Набрав два ведра воды, я зашагал обратно. А вот еще вспомнил, матушка когда-то сказывала, что до Катастрофы все люди были как чистокровные, а новые разнообразные лишь опосля появились, в напоминание о необходимости чтить заветы. Ведь древние оттого и возгордилось, что многими внешними совершенствами обладали. Да и нынче чистокровные не шибко-то благочестивы.
Кто их знает, до чего они там додумаются? Что, если опять башни строить начнут да с бесами якшаться? Сказано ведь, Лукавый некогда был наипрекраснейшим и наисовершеннейшим среди ангелов небесных. И к чему энто его привело? К низвержению в ад! Так и чистокровные до Катастрофы шли его путем и сейчас небось опять поддаются соблазну изобретательства.
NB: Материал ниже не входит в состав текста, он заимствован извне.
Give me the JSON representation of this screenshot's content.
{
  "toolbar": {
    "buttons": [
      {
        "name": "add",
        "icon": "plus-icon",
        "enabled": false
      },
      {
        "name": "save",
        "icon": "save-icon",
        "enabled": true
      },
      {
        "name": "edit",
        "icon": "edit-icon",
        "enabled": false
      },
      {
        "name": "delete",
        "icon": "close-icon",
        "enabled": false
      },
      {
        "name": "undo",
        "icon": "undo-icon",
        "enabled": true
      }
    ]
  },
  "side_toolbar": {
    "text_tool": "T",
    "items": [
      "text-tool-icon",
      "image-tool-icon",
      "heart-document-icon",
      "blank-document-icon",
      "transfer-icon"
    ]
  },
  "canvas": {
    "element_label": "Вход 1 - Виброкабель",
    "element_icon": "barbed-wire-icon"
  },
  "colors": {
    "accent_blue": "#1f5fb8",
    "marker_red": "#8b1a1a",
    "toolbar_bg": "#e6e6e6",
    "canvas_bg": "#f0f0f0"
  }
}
Батюшка ведь как глаголил: чем больше изъянов тела — тем чище душа. Так-то оно так, но иногда страшновато бывает: у одного нос пятачком и уши размером с ладошку, как у Ушастого, у другого — хвост до земли, у Агафьи и вовсе бараний рог с одной стороны головы растет, а с другой — ухо как у козы. У Любавы-то моей ажно три пары грудей — повезло! Столько добра и все мое. А так она ничем от чистокровных не отличается, разве что по шесть пальцев на руках, но то ведь мелочи.
Наконец я добрался до избы и, поспешно зайдя внутрь, затворил за собою дверь. Оставив ведра в сенях, побежал к печке, руки греть. Брр, ну и холода. И как только древние Великую Зиму пережили? Глаголят, в те времена много новых разнообразных появилось, особенно с шерстью. А батюшка часто сказывал, что в Писании и пророчество об энтом есть: «Не все мы умрем, но все изменимся». А ведь истину чудотворец глаголил, видать, было ему откровение о Катастрофе. Ведь все случилось, как и предрекалось: люди изменились! Одни лишь чистокровные, какими были до Катастрофы, такими и остались. Нечестивцы.